Читать «Взрыв в Леонтьевском переулке» онлайн - страница 16

Марк Александрович Алданов

«После расстрела Штаба Махно, — показывал в Чрезвычайной комиссии один из членов организации, взорвавшей особняк в Леонтьевском переулке, — приехавшая публика, которая работала у Махно, возмутившись актом расстрела, решила отомстить за смерть махновцев смертью лиц, принимавших участие в вынесении приговора о расстреле: Пятакова, Раковского и др. Но страсти остыли, и решено было начать бить по центру, то есть Москве».

Под «приехавшей публикой» надо разуметь, по-видимому, значительную часть участников взрыва 25 сентября. У Махно служили Гречанинов, Глагзон, Барановский, Цинципер и, быть может, некоторые другие видные члены организации, группировавшейся вокруг дачи в Краскове. Некоторые из них занимали в Гуляй-Поле видные посты: двое, если верить большевистскому публицисту Кубанину, ведали махновской контрразведкой. Из приведенного выше показания можно сделать вывод, что мысль об ударе по московскому центру явилась у махновцев лишь после расстрела Михалева-Павленки, то есть в июне. Я склонен, однако» думать, что дело было задумано раньше.

Сам Махно в Москве в 1919 году не был. За год до взрыва в Леонтьевском переулке он совершил поездку по России, собирая анархические силы и проповедуя идею «вольных советов», — впоследствии подхваченную совершенно иными течениями. Об этой поездке он подробно рассказывает во втором томе своих воспоминаний, до сих пор не напечатанном. Махно побывал у Кропоткина, у другого известного теоретика анархизма Борового (недавно скончавшегося в ссылке в СССР). Побывал он и у Ленина, которого идеей вольных советов не соблазнил. С той поры он в Москве не бывал. Связь его с членами московской организации поддерживалась, по-видимому, через эмиссаров.

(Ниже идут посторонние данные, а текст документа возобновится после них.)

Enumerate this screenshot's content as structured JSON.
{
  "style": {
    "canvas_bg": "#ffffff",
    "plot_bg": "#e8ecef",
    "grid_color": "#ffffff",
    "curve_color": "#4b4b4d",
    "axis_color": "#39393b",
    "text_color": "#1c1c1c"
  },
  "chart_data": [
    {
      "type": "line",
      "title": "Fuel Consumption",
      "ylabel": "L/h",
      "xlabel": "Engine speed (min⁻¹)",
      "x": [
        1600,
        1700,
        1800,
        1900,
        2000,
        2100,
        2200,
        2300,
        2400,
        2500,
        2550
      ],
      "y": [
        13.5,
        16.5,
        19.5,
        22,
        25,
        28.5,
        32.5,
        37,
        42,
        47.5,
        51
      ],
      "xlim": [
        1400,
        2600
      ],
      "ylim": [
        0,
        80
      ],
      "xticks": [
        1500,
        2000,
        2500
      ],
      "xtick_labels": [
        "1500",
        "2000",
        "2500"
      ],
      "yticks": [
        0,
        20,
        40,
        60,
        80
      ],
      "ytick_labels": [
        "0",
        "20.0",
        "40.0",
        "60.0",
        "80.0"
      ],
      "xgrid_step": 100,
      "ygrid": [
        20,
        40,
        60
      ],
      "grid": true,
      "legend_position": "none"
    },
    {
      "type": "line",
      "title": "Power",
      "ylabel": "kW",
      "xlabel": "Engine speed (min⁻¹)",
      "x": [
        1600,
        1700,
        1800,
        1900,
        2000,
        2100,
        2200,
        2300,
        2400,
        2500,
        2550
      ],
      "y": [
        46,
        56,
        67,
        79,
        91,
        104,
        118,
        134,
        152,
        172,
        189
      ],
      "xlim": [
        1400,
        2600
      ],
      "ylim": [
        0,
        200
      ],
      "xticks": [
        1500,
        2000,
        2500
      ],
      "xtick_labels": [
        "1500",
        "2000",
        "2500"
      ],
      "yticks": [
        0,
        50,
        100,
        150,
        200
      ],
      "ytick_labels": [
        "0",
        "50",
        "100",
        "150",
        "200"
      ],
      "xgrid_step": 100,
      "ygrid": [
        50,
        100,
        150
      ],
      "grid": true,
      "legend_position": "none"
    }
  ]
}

В апреле 1919 года в Гуляй-Поле приехал некий Вжостек, фамилия которого не раз упоминается в показаниях людей, принимавших участие во взрыве. Вероятно, его настоящая фамилия была другая. Очень многие жильцы красковской дачи имели по несколько имен, — иные по шесть или семь. Может быть, это было нужно по конспиративным соображениям. Но, кажется, некоторую роль тут сыграли и своеобразный снобизм этих людей, и принятый обычай, и традиция, и скромность. Гремевший в Москве экспроприатор «дядя Ваня» (Приходько) в Харькове называл себя «Леонид Хлебныйский», — вроде как принц Уэльский в Биаррице или в Канне записывается «граф Честерский». Кто был этот Вжостек, я не знаю, но из показаний Миши Тямина видно, что цель его поездки на Украину была: «найти средства и людей для работы». Какова была «работа» и почему средства надлежало! искать именно на Украине (то есть в Гуляй-Поле?), об этом Тямин ничего не говорит. Вжостек на юге застрял. За ним на поиски туда выехал Казимир Ковалевич, главный организатор взрыва в Леонтьевском переулке.

Лацис в речи, произнесенной в Москве 25 сентября 1924 года (пятилетняя годовщина взрыва), прямо говорит, что Ковалевич получил от Махно задание уничтожить в Москве «штаб большевиков». Такой вывод и в самом деле можно сделать из показаний некоторых участников дела, особенно Тямина и Барановского. Думаю, однако, что прямого и твердого задания не было. Махно, человек бешеный и отходчивый, неспособен был к далеко рассчитанным точным планам. Он ненавидел большевиков, знал, какая опасность грозит ему от них, и, думаю, неопределенно мечтал о верховной власти. Ему понадобилось иметь в Москве «своих людей», — людей, готовых, по разным побуждениям, на все. Таким человеком был Казимир Ковалевич. Вероятно, батько оказал красковцам денежную поддержку. Могла быть и общая террористическая директива. Следовал ли ей Ковалевич, подчинялся ли он Махно или просто брал деньги и оружие там, где их можно было получить, — для суждения об этом у меня данных нет. Некоторые из заговорщиков, во всяком случае, ничего общего с Махно не имели.